PATRICK VENTRELL: We want the Pakistanis to put more pressure on the Haqqani network. It's something we raised with them. They have a common enemy in terrorism and so we'll continue to work together to put the squeeze on the Haqqani Network.

KELEMEN: The hope is, he says, that this designation will give the U.S. government new tools to go after the Haqqani Network and degrade their ability to carry out attacks.

Marvin Weinbaum, of the Middle East Institute, describes the Haqqanis as one of the major insurgent groups fighting in Afghanistan.

MARVIN WEINBAUM: They're often referred to as the most lethal of them, even though they're not the largest, because most of the high profile attacks that have taken place have been traced back to the Haqqani organization.

KELEMEN: The Haqqanis also have links to al-Qaida, he says, and they have been targeted by U.S. drone strikes.

While the U.S. already had some sanctions in place against the group's leaders, the Obama administration was hesitant to designate the whole network as a foreign terrorist organization. Weinbaum says that's because some in the State Department are still holding out hope for Afghan reconciliation talks, which he says is a pipe dream.

WEINBAUM: It's just grasping at straws. What is involved here is that we are kind of desperate to be able to say that when we finally take out most of our forces, by the end of '14, we've left a somewhat stable situation. And wouldn't it be nice if we had a political agreement to do this?

KELEMEN: Weinbaum says the Haqqanis never showed any interest in peace talks - an assessment shared by Jeffrey Dressler, a senior analyst at the Institute for the Study of War.

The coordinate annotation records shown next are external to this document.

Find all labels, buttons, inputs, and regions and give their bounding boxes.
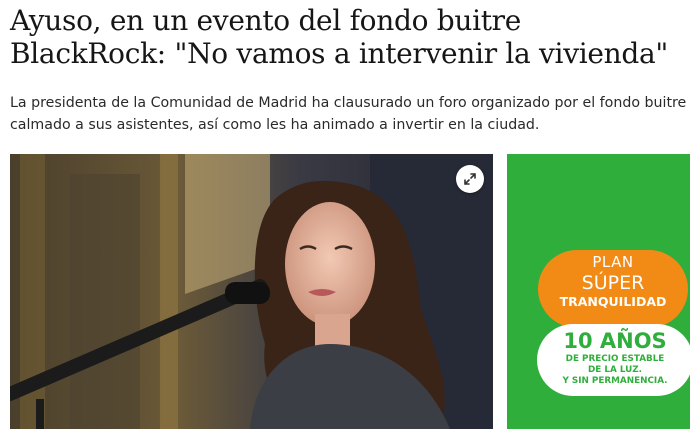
ad-line-2: DE LA LUZ. [587,365,642,375]
ad-line-3: Y SIN PERMANENCIA. [562,376,668,386]
lede-line-1: La presidenta de la Comunidad de Madrid … [10,95,690,111]
headline-line-1: Ayuso, en un evento del fondo buitre [10,4,522,37]
expand-icon [464,173,476,185]
ad-line-1: DE PRECIO ESTABLE [565,354,665,364]
headline-line-2: BlackRock: "No vamos a intervenir la viv… [10,37,668,70]
lede-line-2: calmado a sus asistentes, así como les h… [10,117,540,133]
ad-super-text: SÚPER [581,272,645,294]
expand-photo-button[interactable] [456,165,484,193]
advertisement[interactable]: PLAN SÚPER TRANQUILIDAD 10 AÑOS DE PRECI… [507,154,690,429]
ad-years-text: 10 AÑOS [563,329,667,353]
article-photo[interactable] [10,154,493,429]
ad-tranquilidad-text: TRANQUILIDAD [559,294,667,309]
article-lede: La presidenta de la Comunidad de Madrid … [10,92,690,136]
ad-plan-text: PLAN [592,253,634,271]
photo-illustration [10,154,493,429]
article-headline: Ayuso, en un evento del fondo buitre Bla… [10,4,685,70]
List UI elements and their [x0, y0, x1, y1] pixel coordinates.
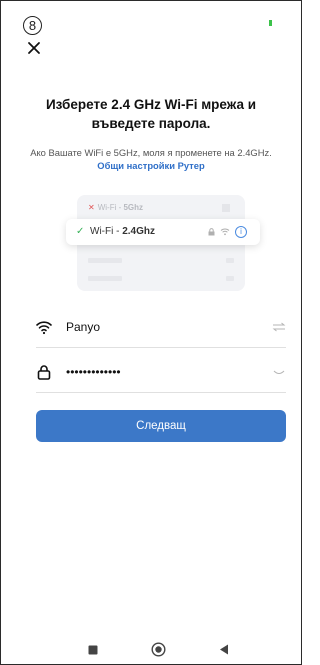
small-wifi-icon: [220, 228, 230, 236]
cross-icon: ✕: [88, 203, 95, 212]
wifi-name-field[interactable]: Panyo: [36, 308, 286, 348]
illustration-5ghz-band: 5Ghz: [123, 203, 144, 212]
wifi-name-value: Panyo: [66, 320, 101, 334]
password-field[interactable]: •••••••••••••: [36, 353, 286, 393]
illustration-24ghz-band: 2.4Ghz: [122, 226, 156, 237]
illustration-24ghz-card: ✓ Wi-Fi - 2.4Ghz i: [66, 219, 260, 245]
subtitle-text: Ако Вашате WiFi е 5GHz, моля я променете…: [30, 147, 272, 158]
step-badge: 8: [23, 16, 42, 35]
illustration-5ghz-row: ✕ Wi-Fi - 5Ghz: [88, 200, 236, 216]
router-settings-link[interactable]: Общи настройки Рутер: [97, 160, 204, 171]
close-icon[interactable]: [26, 40, 42, 56]
illustration-5ghz-prefix: Wi-Fi -: [97, 203, 124, 212]
switch-network-icon[interactable]: [272, 322, 286, 332]
illustration-placeholder-line: [226, 258, 234, 263]
eye-closed-icon[interactable]: [272, 367, 286, 377]
lock-icon: [37, 365, 51, 380]
page-subtitle: Ако Вашате WiFi е 5GHz, моля я променете…: [18, 146, 284, 172]
illustration-placeholder-line: [88, 258, 122, 263]
password-value: •••••••••••••: [66, 365, 121, 379]
page-title: Изберете 2.4 GHz Wi-Fi мрежа и въведете …: [45, 97, 257, 131]
illustration-24ghz-prefix: Wi-Fi -: [90, 226, 123, 237]
illustration-24ghz-label: Wi-Fi - 2.4Ghz: [90, 219, 155, 245]
back-icon[interactable]: [219, 644, 229, 655]
home-icon[interactable]: [151, 642, 166, 657]
status-indicator: [269, 20, 272, 26]
system-nav-bar: [0, 637, 302, 661]
check-icon: ✓: [76, 226, 85, 237]
illustration-placeholder-line: [88, 276, 122, 281]
small-lock-icon: [208, 228, 215, 236]
illustration-placeholder-line: [226, 276, 234, 281]
illustration-placeholder-icon: [222, 204, 230, 212]
recent-apps-icon[interactable]: [88, 645, 98, 655]
info-icon: i: [235, 226, 247, 238]
next-button[interactable]: Следващ: [36, 410, 286, 442]
wifi-icon: [36, 321, 52, 335]
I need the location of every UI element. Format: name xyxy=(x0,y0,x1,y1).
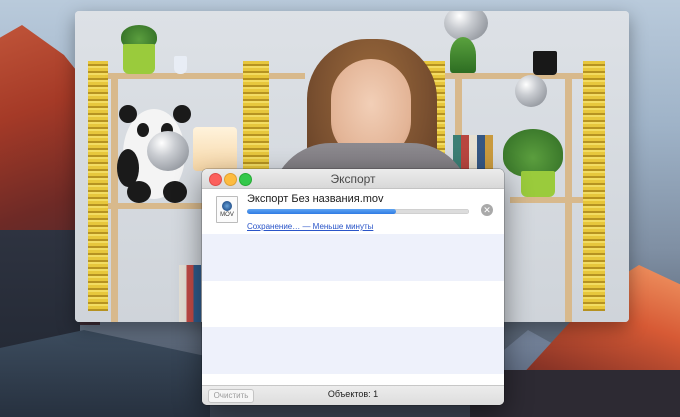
wallpaper-hill xyxy=(0,330,210,417)
stop-export-button[interactable]: ✕ xyxy=(481,204,493,216)
progress-fill xyxy=(247,209,396,214)
file-type-label: MOV xyxy=(220,212,234,218)
status-bar: Очистить Объектов: 1 xyxy=(202,385,504,405)
panda-ear xyxy=(119,105,137,123)
mug xyxy=(533,51,557,75)
tinsel-garland xyxy=(88,61,108,311)
list-row-empty xyxy=(202,374,504,385)
tinsel-garland xyxy=(583,61,605,311)
list-row-empty xyxy=(202,281,504,327)
export-item[interactable]: MOV Экспорт Без названия.mov ✕ Сохранени… xyxy=(202,189,504,234)
shelf xyxy=(105,203,215,209)
list-row-empty xyxy=(202,234,504,281)
shelf-post xyxy=(565,73,572,322)
tinsel-garland xyxy=(243,61,269,181)
list-row-empty xyxy=(202,327,504,374)
plant-pot xyxy=(123,44,155,74)
panda-eye xyxy=(137,123,149,137)
plant-pot xyxy=(521,171,555,197)
title-bar[interactable]: Экспорт xyxy=(202,169,504,189)
ornament-ball xyxy=(515,75,547,107)
books xyxy=(179,265,201,322)
tree-ornament xyxy=(450,37,476,73)
export-status-text: Сохранение… — Меньше минуты xyxy=(247,222,374,231)
panda-ear xyxy=(173,105,191,123)
shelf-post xyxy=(111,73,118,322)
movie-file-icon: MOV xyxy=(216,196,238,223)
panda-leg xyxy=(127,181,151,203)
plant xyxy=(503,129,563,177)
export-file-name: Экспорт Без названия.mov xyxy=(247,193,384,205)
object-count: Объектов: 1 xyxy=(327,389,379,399)
export-window: Экспорт MOV Экспорт Без названия.mov ✕ С… xyxy=(202,169,504,405)
window-title: Экспорт xyxy=(330,172,376,186)
ornament-ball xyxy=(147,131,189,171)
lamp xyxy=(193,127,237,171)
jar xyxy=(174,56,187,74)
export-list: MOV Экспорт Без названия.mov ✕ Сохранени… xyxy=(202,189,504,385)
panda-leg xyxy=(163,181,187,203)
export-progress-bar xyxy=(247,209,469,214)
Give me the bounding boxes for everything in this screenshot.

JEFFREY DRESSLER: In my estimation based on studying these guys for a long time, talking with U.S. military personnel, there is not a point in time in the near future where the Haqqani Network is going to sit down at the table and say, OK, let's make a deal. These guys are fighters. They're going to fight to the end. And the only way to deal with them is by combining our counterterrorism efforts, financial efforts, and pressure on the Pakistan military to stop working with these groups.

KELEMEN: U.S. officials were careful to say that this move was in no way aimed at Pakistan. But Dressler says if there's blowback from Islamabad, the U.S. should think more critically about this relationship.

DRESSLER: We're fighting a war in Afghanistan. The war in Afghanistan matters. And you have an insurgent group, not just the Haqqanis but many others, who have free reign in the Pakistani tribal areas. And the Pakistan military has systematically refused and pushed off taking action against these groups, because they are proxies for them in Afghanistan.

KELEMEN: The foreign terrorist designation should send a message to Pakistan, he says, that the U.S. won't tolerate this anymore. The Haqqanis are sending out their own messages, saying the move will bring hardship for a U.S. sergeant they are holding.

Michele Kelemen, NPR News, the State Department.